Dave: We do have smoke tests that catch quite a lot of things. We also have a lot of monitoring using Kibana and LogStash.
James: A principal we follow is to reduce magic where possible. When you make a change you want to be confident about the impact of that change. Here schemas help us to ensure that impact of changes are well known and small.
We've also split out IO from non-IO code. Before, lots of code pulled out data from the DB and munged it etc. Now that we've split it out, the amount of IO code has become smaller; reducing the surface area for things to go wrong.
State of Clojure
Jon: Your view on the state of Clojure?
James: Clojure has been very stable since I came here in January 2015. We have a good handle on how to architect Clojure code; and for data transformations it's particularly well suited.
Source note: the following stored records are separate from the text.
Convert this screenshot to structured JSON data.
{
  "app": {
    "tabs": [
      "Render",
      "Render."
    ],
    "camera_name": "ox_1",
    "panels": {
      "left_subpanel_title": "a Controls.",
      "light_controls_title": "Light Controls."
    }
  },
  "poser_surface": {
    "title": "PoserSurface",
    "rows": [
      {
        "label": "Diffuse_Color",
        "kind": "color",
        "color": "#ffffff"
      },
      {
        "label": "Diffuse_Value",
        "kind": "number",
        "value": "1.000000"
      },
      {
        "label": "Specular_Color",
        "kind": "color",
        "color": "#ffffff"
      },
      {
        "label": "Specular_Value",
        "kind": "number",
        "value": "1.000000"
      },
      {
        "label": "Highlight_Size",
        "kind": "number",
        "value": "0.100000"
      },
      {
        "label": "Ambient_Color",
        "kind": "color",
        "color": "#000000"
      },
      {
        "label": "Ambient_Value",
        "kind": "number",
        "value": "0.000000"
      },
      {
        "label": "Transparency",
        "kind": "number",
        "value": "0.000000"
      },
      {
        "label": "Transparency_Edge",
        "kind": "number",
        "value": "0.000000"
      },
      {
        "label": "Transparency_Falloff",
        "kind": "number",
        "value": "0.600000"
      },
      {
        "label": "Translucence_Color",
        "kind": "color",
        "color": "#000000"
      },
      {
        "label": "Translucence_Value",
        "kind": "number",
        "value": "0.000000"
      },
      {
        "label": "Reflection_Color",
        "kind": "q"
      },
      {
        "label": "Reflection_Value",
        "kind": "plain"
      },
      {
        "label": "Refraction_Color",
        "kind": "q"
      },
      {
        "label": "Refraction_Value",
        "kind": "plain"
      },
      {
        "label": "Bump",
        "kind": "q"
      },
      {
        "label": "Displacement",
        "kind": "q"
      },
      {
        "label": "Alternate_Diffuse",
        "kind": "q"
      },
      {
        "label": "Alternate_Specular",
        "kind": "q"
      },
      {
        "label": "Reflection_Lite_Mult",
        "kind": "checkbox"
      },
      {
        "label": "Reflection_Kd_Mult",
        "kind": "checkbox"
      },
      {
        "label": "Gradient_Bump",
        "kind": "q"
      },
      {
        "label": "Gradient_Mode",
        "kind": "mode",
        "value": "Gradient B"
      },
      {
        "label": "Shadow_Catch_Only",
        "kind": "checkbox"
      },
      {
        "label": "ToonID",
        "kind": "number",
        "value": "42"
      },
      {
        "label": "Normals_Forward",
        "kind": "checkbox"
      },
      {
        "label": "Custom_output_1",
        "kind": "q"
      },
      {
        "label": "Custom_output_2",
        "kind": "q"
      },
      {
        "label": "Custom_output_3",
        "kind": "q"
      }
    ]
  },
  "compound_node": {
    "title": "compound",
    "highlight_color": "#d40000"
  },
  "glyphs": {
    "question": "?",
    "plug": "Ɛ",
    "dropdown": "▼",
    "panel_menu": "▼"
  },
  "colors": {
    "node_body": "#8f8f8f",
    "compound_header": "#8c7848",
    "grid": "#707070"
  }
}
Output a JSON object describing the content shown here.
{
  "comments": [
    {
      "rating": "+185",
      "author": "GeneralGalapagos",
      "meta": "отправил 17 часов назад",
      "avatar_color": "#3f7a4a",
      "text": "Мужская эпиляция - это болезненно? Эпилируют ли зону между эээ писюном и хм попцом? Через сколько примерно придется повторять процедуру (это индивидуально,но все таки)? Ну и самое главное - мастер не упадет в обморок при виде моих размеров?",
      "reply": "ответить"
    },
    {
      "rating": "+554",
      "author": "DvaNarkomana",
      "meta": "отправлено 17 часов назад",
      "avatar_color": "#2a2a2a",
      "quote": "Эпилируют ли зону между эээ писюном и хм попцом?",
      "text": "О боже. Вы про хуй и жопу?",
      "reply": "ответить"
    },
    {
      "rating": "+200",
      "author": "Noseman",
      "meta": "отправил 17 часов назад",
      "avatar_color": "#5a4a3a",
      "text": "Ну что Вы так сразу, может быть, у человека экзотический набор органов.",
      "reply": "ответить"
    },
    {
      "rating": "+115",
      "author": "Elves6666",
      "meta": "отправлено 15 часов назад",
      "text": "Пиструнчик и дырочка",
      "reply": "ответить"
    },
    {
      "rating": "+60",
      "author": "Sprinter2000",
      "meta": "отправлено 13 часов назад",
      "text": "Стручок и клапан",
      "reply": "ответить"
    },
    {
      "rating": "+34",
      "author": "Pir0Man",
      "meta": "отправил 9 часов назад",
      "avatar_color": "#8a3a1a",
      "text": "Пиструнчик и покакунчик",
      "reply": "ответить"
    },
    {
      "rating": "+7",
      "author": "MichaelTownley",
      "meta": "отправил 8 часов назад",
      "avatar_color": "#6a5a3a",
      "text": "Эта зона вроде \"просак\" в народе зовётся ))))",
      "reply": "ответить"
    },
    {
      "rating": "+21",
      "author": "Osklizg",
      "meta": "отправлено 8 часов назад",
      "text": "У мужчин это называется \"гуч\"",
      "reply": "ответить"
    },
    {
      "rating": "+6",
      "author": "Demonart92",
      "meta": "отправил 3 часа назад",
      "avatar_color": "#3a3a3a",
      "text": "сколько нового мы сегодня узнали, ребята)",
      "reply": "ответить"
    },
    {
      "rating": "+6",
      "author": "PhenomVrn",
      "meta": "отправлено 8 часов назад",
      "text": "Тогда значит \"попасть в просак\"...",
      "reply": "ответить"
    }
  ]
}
ClojureScript, less so. Having a ClojureScript project a couple of years old you can now see the 'lava layers'; the record of everything that was best practice at the time. It's still changing quickly.
The decision to go on the JVM has benefited us hugely. The industry has 20-30 years of knowing how to deploy Java applications.
Dave: Things like New Relic working straight away has been a plus.
Jon: What do you think the state of Clojure is in London?
James: London seems to be a hub for Clojure. There are lot of community events: dojos, Clojure Bridge, multiple conferences.
Clojure itself has stablised, now coming up to 10 years old. It's not as 'new' as in the early days.
Jon: Any last words?
Dave: Thank heavens we're not using Java.
James: Clojure has helped us to focus on delivering business value, to help us get to the core of our business requirements.